2. Photograph each piece of art if you have not been supplied with high-resolution images. Place the photos on your computer's desktop. Figure out creative ways to group pieces if you haven't been told which works are to appear on pages together. Assess the number of signatures - four-page sheets - required to compose the catalog so all of the art is given adequate display room. Don't forget to allocate space for a table of contents, letter from the gallery or company head, donor list, staff names and descriptive copy. Meet with a copywriter to discuss the art catalog's text.

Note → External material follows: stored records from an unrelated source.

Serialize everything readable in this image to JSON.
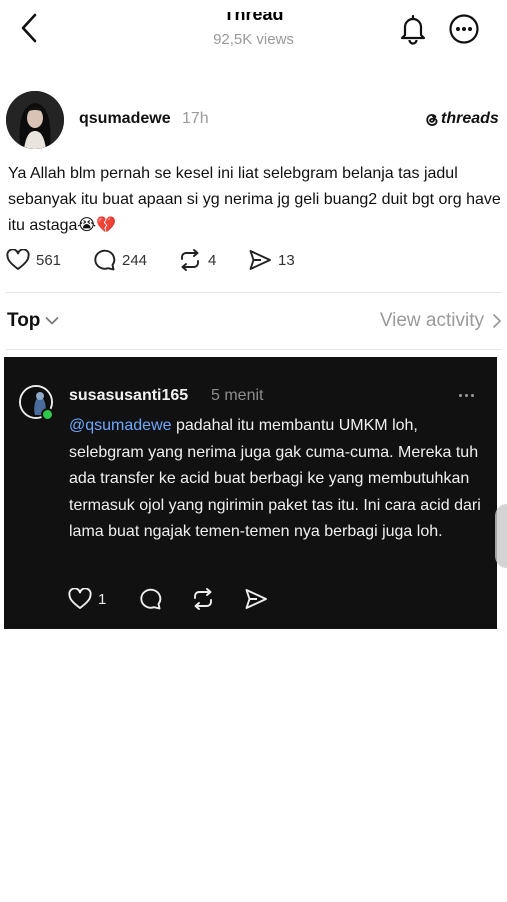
{
  "header": {
    "title": "Thread",
    "views": "92,5K views"
  },
  "post": {
    "username": "qsumadewe",
    "time": "17h",
    "brand": "threads",
    "text": "Ya Allah blm pernah se kesel ini liat selebgram belanja tas jadul sebanyak itu buat apaan si yg nerima jg geli buang2 duit bgt org have itu astaga😭💔",
    "likes": "561",
    "replies": "244",
    "reposts": "4",
    "shares": "13"
  },
  "sort": {
    "label": "Top",
    "view_activity": "View activity"
  },
  "reply": {
    "username": "susasusanti165",
    "time": "5 menit",
    "mention": "@qsumadewe",
    "text": "padahal itu membantu UMKM loh, selebgram yang nerima juga gak cuma-cuma. Mereka tuh ada transfer ke acid buat berbagi ke yang membutuhkan termasuk ojol yang ngirimin paket tas itu. Ini cara acid dari lama buat ngajak temen-temen nya berbagi juga loh.",
    "likes": "1"
  },
  "colors": {
    "accent_link": "#6ea8ff",
    "online": "#2ec84a",
    "card_bg": "#111111"
  },
  "icons": [
    "back-icon",
    "bell-icon",
    "more-icon",
    "heart-icon",
    "comment-icon",
    "repost-icon",
    "share-icon",
    "chevron-down-icon",
    "chevron-right-icon",
    "threads-logo-icon"
  ]
}
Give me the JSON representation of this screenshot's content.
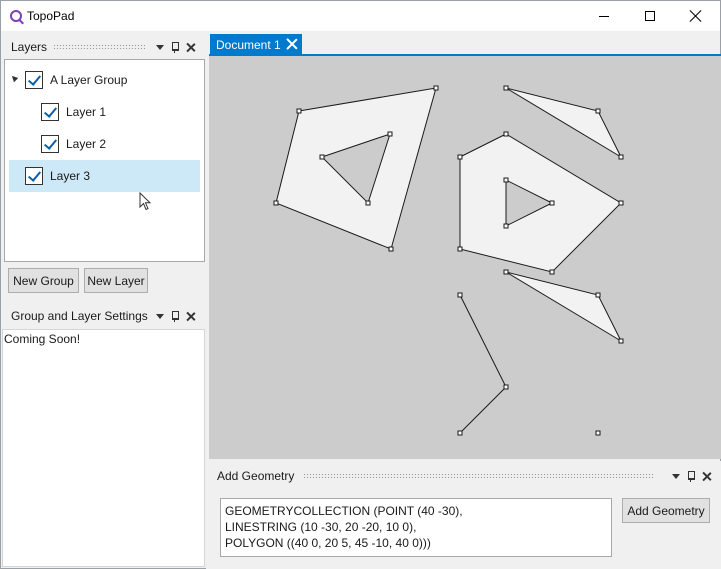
{
  "window": {
    "title": "TopoPad",
    "controls": [
      "minimize",
      "maximize",
      "close"
    ]
  },
  "layers_panel": {
    "title": "Layers",
    "tree": [
      {
        "label": "A Layer Group",
        "checked": true,
        "expanded": true,
        "level": 0
      },
      {
        "label": "Layer 1",
        "checked": true,
        "level": 1
      },
      {
        "label": "Layer 2",
        "checked": true,
        "level": 1
      },
      {
        "label": "Layer 3",
        "checked": true,
        "level": 0,
        "selected": true
      }
    ],
    "new_group_label": "New Group",
    "new_layer_label": "New Layer"
  },
  "settings_panel": {
    "title": "Group and Layer Settings",
    "content": "Coming Soon!"
  },
  "document": {
    "tab_label": "Document 1",
    "canvas_color": "#cccccc",
    "fill_color": "#f2f2f2"
  },
  "add_geometry_panel": {
    "title": "Add Geometry",
    "wkt_lines": [
      "GEOMETRYCOLLECTION (POINT (40 -30),",
      "LINESTRING (10 -30, 20 -20, 10 0),",
      "POLYGON ((40 0, 20 5, 45 -10, 40 0)))"
    ],
    "button_label": "Add Geometry"
  },
  "colors": {
    "accent": "#007acc",
    "selection": "#cde8f6",
    "app_icon": "#7b3fb8"
  }
}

3. Render three art catalog layout concepts after conceiving a dozen or so ideas. If you draw by hand, use a pencil and paper to sketch your layouts. You could also use a program such as Adobe Illustrator or Corel Draw to articulate your ideas if you're skilled at computer drawing. Output copies of the three best designs and circulate them to managers for feedback. Once you get their input, create a more detailed fourth and final version of the art catalog.


4. Color correct or otherwise fix the JPEGs, TIFFs, EPS or other file-formatted photography so every photo is crisp and sharp and the color pops, using an image-manipulation program such as Adobe Photoshop. Import all of the corrected photos into your QuarkXpress, InDesign or other layout program format. Make certain your centerfold is well appointed, fonts are limited to two or three nicely coordinated typefaces and that none of them clash with the corporate, gallery or studio logo you'll place on the art catalog cover.


5. Mock up dummies for the next review cycle. If your in-house printer can't produce the oversized page sizes you've selected for the art catalog, either reduce the document accordingly or send the file to a printer. Arrange and staple the signatures of the art catalog together to produce enough mockups for final approvals on the copy and layout, adding a deadline to the signoff sheet if you're up against a tight print deadline.


6. Make final revisions to the files, spell check and preflight everything to ready the art catalog for the printer. You may wish to output the entire catalog on the paper stock you've chosen and mail it to yourself to see how it holds up after being processed by the U.S. Postal Service. Upload the files to your printer's website. If you're a purist and the catalog is printing in the U.S., attend the press run to check pages as they come off the press to make sure everything looks perfect.